The figures are based on statewide averages. Because of differences in the property tax rates imposed and discrepancies in the valuations placed on properties for tax purposes, the foundation reported there is a wide variation in the property tax burden across the state.
In 1987, for example, the average property tax charged on a home with a sales value of $75,000 ranged from a low of $381 in the unincorporated area of the South Summit School District, to a high of $882 in the city of Sandy.
Utah voters amended the state constitution in 1982 to permit a modified classification of the property tax. As a result, the effective tax level for some types of property is considerably higher than it is for others, the foundation reported.
For example, the foundation explained, the tax level for non-residential locally-assessed property is one-third higher than it is for owner-occupied residential property, while the tax level for state-assessed and personal property is two-thirds greater than the residential tax level.
According to the study, the average statewide effective tax level for the several classes of property in Utah last year were as follows:
Owner-occupied residential, 0.97 percent.
Other locally-assessed, 1.29 percent.
State-assessed or personal, 1.62 percent.
The foundation analysis observes that the initiative proposal would result in a substantial cut in property tax revenue.
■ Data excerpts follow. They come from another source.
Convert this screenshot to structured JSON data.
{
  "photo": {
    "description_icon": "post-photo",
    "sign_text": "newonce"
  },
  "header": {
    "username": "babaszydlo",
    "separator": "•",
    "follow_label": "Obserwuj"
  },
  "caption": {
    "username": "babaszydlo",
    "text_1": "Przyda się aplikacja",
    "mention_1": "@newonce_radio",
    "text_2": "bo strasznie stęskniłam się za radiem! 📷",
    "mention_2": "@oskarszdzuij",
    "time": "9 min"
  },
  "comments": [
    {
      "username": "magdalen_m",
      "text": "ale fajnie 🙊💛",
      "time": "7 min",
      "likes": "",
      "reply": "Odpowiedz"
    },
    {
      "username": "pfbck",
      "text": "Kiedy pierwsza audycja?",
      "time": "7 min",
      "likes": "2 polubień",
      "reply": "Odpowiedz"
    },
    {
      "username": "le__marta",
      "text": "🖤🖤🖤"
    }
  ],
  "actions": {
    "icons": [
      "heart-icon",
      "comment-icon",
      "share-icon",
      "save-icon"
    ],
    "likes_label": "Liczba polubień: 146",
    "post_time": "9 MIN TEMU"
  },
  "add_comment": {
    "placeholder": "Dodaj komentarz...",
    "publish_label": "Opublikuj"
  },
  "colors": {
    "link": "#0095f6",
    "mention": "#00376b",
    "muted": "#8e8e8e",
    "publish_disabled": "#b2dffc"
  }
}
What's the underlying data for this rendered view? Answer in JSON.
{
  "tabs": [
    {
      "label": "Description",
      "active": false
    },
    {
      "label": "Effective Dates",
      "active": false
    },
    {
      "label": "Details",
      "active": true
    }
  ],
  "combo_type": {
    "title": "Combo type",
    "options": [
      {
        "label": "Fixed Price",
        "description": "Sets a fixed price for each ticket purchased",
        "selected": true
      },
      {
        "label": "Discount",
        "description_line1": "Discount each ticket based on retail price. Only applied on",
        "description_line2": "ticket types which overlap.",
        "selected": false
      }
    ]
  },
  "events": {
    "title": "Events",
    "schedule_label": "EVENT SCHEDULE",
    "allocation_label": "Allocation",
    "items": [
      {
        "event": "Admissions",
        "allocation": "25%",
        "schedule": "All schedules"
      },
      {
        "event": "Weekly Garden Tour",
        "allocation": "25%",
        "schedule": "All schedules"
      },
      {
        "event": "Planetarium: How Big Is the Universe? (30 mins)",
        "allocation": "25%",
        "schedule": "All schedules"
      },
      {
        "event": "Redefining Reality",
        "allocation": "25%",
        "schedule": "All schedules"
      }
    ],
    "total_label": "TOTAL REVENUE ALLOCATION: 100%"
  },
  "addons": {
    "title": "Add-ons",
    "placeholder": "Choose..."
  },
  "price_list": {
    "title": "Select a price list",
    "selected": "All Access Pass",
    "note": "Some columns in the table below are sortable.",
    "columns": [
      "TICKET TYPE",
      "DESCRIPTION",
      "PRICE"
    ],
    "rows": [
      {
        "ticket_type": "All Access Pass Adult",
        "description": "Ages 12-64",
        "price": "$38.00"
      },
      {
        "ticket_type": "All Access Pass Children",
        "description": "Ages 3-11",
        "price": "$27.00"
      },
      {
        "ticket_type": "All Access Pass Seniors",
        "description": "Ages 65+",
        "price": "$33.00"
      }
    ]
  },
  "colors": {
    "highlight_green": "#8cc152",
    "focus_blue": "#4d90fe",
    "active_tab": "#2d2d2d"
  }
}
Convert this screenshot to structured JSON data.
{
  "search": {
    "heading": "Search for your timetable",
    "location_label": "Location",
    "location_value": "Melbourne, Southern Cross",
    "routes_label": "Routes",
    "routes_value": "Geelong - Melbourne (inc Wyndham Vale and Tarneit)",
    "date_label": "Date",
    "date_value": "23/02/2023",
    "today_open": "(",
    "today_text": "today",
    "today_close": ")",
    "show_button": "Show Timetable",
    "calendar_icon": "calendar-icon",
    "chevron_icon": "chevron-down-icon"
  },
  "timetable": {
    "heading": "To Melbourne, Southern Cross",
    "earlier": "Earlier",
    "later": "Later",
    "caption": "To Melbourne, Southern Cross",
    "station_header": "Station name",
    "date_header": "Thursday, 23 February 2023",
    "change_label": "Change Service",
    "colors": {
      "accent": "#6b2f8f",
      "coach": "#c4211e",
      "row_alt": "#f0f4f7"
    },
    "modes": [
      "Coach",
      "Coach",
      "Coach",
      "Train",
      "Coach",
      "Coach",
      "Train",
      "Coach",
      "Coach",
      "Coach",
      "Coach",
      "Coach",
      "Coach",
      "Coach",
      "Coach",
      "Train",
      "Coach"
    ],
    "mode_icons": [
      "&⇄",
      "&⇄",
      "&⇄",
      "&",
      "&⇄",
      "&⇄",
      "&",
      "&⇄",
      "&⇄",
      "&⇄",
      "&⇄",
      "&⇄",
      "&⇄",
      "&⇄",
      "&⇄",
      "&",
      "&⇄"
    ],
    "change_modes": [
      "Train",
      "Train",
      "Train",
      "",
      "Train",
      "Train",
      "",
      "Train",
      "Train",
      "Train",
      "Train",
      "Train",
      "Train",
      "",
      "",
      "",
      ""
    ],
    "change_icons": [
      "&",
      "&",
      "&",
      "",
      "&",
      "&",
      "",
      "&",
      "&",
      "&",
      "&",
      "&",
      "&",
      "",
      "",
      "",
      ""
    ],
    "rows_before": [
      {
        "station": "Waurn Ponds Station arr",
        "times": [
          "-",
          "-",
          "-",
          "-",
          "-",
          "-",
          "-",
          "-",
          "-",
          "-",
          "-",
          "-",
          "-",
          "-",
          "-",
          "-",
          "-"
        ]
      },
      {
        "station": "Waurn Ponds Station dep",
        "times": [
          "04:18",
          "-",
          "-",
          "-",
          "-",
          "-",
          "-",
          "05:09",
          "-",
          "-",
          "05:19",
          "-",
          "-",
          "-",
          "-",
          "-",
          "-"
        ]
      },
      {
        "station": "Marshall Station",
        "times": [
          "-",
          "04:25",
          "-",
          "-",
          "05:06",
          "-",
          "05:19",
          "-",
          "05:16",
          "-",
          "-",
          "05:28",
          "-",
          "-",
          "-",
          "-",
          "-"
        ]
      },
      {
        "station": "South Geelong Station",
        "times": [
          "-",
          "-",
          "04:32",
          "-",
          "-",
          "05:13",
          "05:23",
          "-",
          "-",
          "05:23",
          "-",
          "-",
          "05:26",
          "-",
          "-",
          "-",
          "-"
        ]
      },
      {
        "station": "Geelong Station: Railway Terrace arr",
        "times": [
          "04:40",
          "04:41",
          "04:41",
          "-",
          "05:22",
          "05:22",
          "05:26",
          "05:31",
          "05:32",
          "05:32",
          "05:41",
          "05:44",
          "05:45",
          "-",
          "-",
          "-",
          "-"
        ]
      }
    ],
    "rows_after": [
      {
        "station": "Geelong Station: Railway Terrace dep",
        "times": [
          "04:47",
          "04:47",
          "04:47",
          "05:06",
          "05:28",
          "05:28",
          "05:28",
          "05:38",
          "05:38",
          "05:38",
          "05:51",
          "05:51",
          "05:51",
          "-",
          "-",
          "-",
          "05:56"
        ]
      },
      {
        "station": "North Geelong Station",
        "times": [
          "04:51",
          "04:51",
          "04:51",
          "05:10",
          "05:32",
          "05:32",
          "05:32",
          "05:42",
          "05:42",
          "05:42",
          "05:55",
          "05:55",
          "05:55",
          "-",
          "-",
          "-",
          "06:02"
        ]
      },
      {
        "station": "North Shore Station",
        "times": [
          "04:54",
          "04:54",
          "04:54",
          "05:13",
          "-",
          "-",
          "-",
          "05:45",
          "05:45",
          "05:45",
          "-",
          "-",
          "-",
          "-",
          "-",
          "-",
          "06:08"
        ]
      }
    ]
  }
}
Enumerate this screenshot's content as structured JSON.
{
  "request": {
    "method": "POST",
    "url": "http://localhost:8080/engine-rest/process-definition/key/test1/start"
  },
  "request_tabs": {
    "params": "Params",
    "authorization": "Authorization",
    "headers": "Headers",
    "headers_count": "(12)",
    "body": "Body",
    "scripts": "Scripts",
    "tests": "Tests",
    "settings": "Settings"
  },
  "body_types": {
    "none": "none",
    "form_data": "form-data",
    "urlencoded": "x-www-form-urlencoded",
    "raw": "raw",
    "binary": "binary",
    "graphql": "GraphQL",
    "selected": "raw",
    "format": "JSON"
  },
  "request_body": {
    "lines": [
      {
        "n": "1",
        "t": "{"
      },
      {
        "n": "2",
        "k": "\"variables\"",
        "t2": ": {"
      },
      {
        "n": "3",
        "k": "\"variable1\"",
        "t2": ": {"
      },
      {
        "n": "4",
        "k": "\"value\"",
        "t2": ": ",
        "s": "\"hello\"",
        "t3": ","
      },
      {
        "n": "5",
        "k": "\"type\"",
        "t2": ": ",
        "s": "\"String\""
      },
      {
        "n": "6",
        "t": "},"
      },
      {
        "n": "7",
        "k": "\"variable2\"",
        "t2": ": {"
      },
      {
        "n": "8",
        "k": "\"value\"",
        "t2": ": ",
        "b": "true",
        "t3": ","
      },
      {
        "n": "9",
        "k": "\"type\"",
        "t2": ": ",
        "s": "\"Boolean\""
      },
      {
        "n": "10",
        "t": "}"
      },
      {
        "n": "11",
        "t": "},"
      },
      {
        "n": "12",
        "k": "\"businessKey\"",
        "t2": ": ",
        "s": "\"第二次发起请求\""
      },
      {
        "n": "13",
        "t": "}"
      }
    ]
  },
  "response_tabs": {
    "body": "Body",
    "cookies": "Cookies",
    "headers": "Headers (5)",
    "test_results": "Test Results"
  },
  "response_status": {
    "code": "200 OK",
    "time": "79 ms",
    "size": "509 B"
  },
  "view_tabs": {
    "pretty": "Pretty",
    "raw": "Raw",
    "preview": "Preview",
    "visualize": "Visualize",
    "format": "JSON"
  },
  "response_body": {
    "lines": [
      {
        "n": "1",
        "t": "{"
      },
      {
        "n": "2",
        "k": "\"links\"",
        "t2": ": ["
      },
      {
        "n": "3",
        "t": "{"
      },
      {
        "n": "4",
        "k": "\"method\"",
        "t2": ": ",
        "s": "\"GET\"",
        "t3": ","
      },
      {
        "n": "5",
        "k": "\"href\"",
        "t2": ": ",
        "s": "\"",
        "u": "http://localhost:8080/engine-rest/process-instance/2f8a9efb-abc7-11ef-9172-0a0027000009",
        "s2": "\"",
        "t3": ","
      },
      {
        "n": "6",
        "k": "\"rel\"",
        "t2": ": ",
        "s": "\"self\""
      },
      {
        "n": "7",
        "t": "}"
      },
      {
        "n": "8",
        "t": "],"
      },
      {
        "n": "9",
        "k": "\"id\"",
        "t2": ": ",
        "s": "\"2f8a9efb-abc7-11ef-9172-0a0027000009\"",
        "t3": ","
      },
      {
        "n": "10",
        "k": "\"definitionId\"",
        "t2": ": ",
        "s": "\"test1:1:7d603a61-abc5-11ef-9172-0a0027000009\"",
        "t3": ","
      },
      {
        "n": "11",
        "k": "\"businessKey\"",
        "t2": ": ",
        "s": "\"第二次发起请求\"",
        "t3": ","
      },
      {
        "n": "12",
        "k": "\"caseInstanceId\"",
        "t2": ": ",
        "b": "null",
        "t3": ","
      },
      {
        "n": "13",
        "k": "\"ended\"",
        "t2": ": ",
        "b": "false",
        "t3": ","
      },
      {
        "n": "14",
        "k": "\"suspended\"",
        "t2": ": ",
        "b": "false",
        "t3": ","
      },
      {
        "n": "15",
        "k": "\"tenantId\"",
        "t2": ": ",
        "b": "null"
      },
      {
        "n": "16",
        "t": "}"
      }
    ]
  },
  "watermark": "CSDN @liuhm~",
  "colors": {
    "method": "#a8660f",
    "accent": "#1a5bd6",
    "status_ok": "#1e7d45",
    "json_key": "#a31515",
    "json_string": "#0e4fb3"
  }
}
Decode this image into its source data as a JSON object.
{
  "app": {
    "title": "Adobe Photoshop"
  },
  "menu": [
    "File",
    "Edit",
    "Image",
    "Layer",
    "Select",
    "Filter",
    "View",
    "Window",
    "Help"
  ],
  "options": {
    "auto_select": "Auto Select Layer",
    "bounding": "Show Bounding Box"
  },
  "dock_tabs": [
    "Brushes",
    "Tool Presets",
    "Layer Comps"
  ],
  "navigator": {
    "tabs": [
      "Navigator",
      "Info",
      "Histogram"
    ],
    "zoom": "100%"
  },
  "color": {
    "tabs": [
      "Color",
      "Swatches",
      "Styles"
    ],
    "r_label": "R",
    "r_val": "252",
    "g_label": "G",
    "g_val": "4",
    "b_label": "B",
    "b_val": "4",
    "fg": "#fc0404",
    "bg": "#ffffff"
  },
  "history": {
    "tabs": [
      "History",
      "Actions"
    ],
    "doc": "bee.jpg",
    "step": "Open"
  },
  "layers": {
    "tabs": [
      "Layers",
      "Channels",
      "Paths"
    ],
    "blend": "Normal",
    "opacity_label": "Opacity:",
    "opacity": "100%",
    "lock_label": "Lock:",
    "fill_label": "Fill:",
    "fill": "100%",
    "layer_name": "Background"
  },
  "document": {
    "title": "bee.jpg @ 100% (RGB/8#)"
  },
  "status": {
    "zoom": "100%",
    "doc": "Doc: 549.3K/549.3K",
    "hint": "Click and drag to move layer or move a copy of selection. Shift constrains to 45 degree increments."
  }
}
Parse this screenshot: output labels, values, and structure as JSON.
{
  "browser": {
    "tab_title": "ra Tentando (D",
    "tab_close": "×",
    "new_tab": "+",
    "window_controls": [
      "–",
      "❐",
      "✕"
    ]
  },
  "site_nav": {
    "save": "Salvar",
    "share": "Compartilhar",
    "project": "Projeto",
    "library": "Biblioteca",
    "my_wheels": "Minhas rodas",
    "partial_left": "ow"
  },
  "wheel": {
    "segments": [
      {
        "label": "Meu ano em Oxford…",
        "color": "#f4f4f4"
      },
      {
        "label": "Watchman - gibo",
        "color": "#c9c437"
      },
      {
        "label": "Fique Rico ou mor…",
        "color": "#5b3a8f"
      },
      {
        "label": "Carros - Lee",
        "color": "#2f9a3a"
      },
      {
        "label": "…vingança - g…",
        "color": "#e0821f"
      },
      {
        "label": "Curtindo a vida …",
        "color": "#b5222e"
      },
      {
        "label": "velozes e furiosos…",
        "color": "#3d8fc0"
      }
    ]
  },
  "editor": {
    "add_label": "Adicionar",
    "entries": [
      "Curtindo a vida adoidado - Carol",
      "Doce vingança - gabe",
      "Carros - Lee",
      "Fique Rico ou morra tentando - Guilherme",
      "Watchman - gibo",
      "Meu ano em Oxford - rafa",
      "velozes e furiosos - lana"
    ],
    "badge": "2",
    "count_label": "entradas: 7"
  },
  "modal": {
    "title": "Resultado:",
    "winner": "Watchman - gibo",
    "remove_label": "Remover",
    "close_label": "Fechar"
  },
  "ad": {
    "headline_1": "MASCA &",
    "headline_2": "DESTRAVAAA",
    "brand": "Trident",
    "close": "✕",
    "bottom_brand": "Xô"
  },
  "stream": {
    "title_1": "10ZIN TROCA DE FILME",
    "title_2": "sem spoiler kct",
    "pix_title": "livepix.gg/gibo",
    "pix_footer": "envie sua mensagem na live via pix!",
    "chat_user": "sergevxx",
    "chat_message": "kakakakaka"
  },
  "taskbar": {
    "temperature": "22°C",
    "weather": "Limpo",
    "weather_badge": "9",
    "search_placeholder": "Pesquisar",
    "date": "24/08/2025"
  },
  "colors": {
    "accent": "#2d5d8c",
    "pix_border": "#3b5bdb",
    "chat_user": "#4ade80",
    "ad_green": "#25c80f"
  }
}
One study by the Utah Office of Planning and Budget and the Utah State Tax Commission placed the revenue loss at $176.8 million, or nearly 25 percent of all property tax revenue.
While the revenue loss would affect most school districts, cities, counties and special districts, the fiscal impact would vary widely among the communities of the state, the foundation reported.
In some taxing entities, the tax limitation proposal would force a 45 percent to 50 percent reduction in property taxes, while some taxing jurisdictions might not be affected at all. The property tax, however, is only one source of revenue for local units, and the percentage reductions in property taxes do not necessarily represent percentage reductions in total budget receipts, the foundation reported.